Carlisle und eine Fernsehproduzentin aus Los Angeles namens Monica Martino hatten versucht, für den Discovery Channel eine Reality-Serie über Detroits streunende Hunde zusammenzustellen. Doch die städtische Filmbehörde verweigerte die Genehmigung, da sie mit der Aussicht auf eine weitere negative Darstellung Detroits unzufrieden war und auch ein Unbehagen über die mögliche Ausbeutung von Tieren geltend machte, so dass die Serie abgebrochen wurde. Als die Nachricht aus dem Rathaus eintraf, waren Carlisle und Martino so frustriert, dass sie einen Tag lang das YouTube-Material aufnahmen. Am Ende des Videos wurden die Zuschauer gebeten, an Detroit Dog Rescue zu spenden, eine gemeinnützige Rettungsorganisation, die die beiden in ihrer Enttäuschung aus einer Laune heraus gegründet hatten.
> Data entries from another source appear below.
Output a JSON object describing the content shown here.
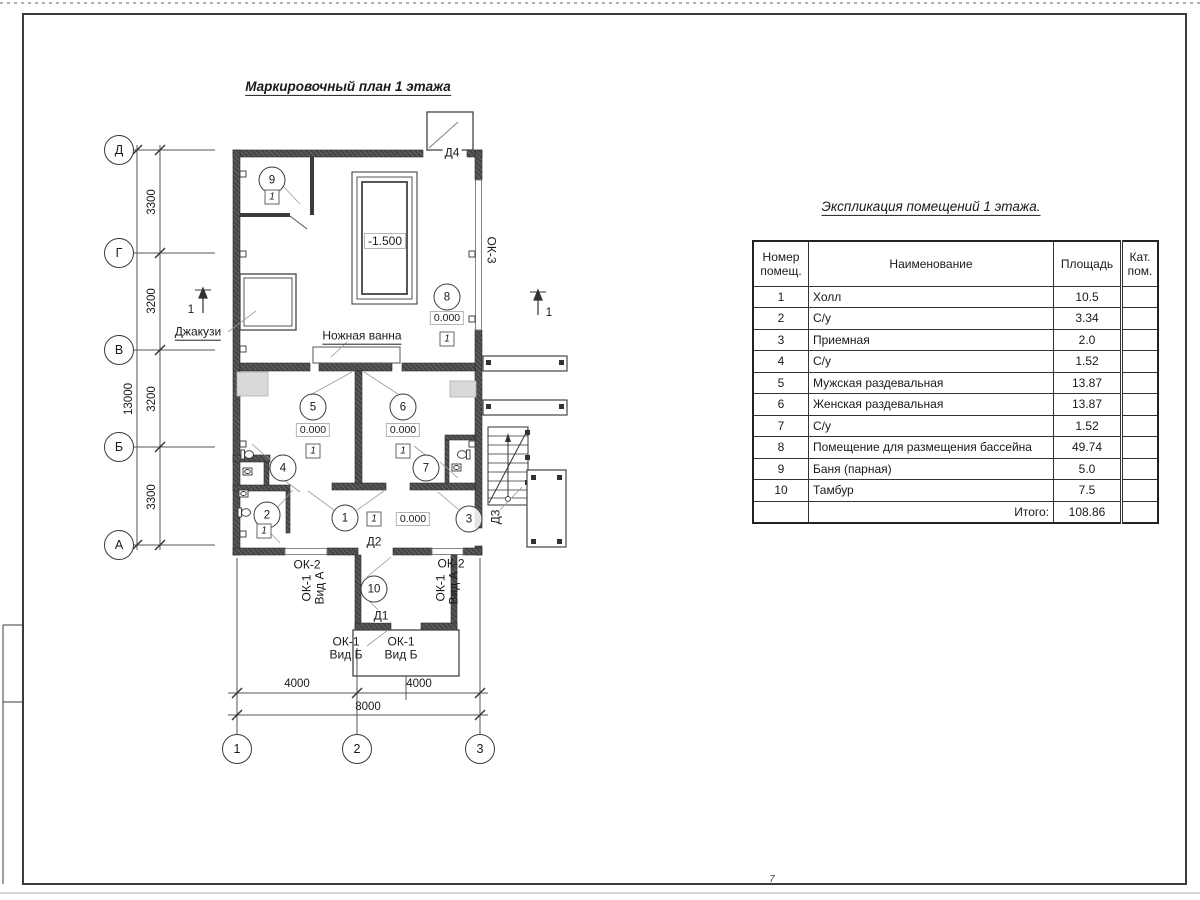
{
  "sheet": {
    "plan_title": "Маркировочный план 1 этажа",
    "corner_mark": "7"
  },
  "axes": {
    "rows": [
      "Д",
      "Г",
      "В",
      "Б",
      "А"
    ],
    "row_dims": [
      "3300",
      "3200",
      "3200",
      "3300"
    ],
    "row_total": "13000",
    "cols": [
      "1",
      "2",
      "3"
    ],
    "col_dims": [
      "4000",
      "4000"
    ],
    "col_total": "8000",
    "section_mark": "1"
  },
  "plan": {
    "room_numbers": {
      "n1": "1",
      "n2": "2",
      "n3": "3",
      "n4": "4",
      "n5": "5",
      "n6": "6",
      "n7": "7",
      "n8": "8",
      "n9": "9",
      "n10": "10"
    },
    "levels": {
      "zero": "0.000",
      "pool": "-1.500"
    },
    "floor_type_mark": "1",
    "labels": {
      "jacuzzi": "Джакузи",
      "foot_bath": "Ножная ванна"
    },
    "doors": {
      "d1": "Д1",
      "d2": "Д2",
      "d3": "Д3",
      "d4": "Д4"
    },
    "windows": {
      "ok2": "ОК-2",
      "ok3": "ОК-3",
      "ok1": "ОК-1",
      "vid_a": "Вид А",
      "vid_b": "Вид Б"
    }
  },
  "table": {
    "title": "Экспликация помещений 1 этажа.",
    "headers": {
      "num": "Номер помещ.",
      "name": "Наименование",
      "area": "Площадь",
      "cat": "Кат. пом."
    },
    "rows": [
      {
        "num": "1",
        "name": "Холл",
        "area": "10.5",
        "cat": ""
      },
      {
        "num": "2",
        "name": "С/у",
        "area": "3.34",
        "cat": ""
      },
      {
        "num": "3",
        "name": "Приемная",
        "area": "2.0",
        "cat": ""
      },
      {
        "num": "4",
        "name": "С/у",
        "area": "1.52",
        "cat": ""
      },
      {
        "num": "5",
        "name": "Мужская раздевальная",
        "area": "13.87",
        "cat": ""
      },
      {
        "num": "6",
        "name": "Женская раздевальная",
        "area": "13.87",
        "cat": ""
      },
      {
        "num": "7",
        "name": "С/у",
        "area": "1.52",
        "cat": ""
      },
      {
        "num": "8",
        "name": "Помещение для размещения бассейна",
        "area": "49.74",
        "cat": ""
      },
      {
        "num": "9",
        "name": "Баня (парная)",
        "area": "5.0",
        "cat": ""
      },
      {
        "num": "10",
        "name": "Тамбур",
        "area": "7.5",
        "cat": ""
      }
    ],
    "total_label": "Итого:",
    "total_value": "108.86"
  }
}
Zur Überraschung von Carlisle und Martino ging das Video viral und zog im Laufe des Jahres Spenden an. Dann, im Dezember, spendete ein anonymer Philanthrop der jungen Organisation 1,5 Millionen Dollar – ein so ausgefallenes Konzept, dass man eine altmodische Sitcom aus der Zeit vor der Realität daraus machen könnte. Plötzlich sahen sich der Hollywood-Produzent und der obskure Rapper aus dem Mittleren Westen der USA in die Lage versetzt, in der gefährlichsten Großstadt der Vereinigten Staaten eine eigene Hunde-Rettungsaktion zu leiten. „Sei vorsichtig, was du dir wünschst“, sagt Carlisle, 39, reumütig.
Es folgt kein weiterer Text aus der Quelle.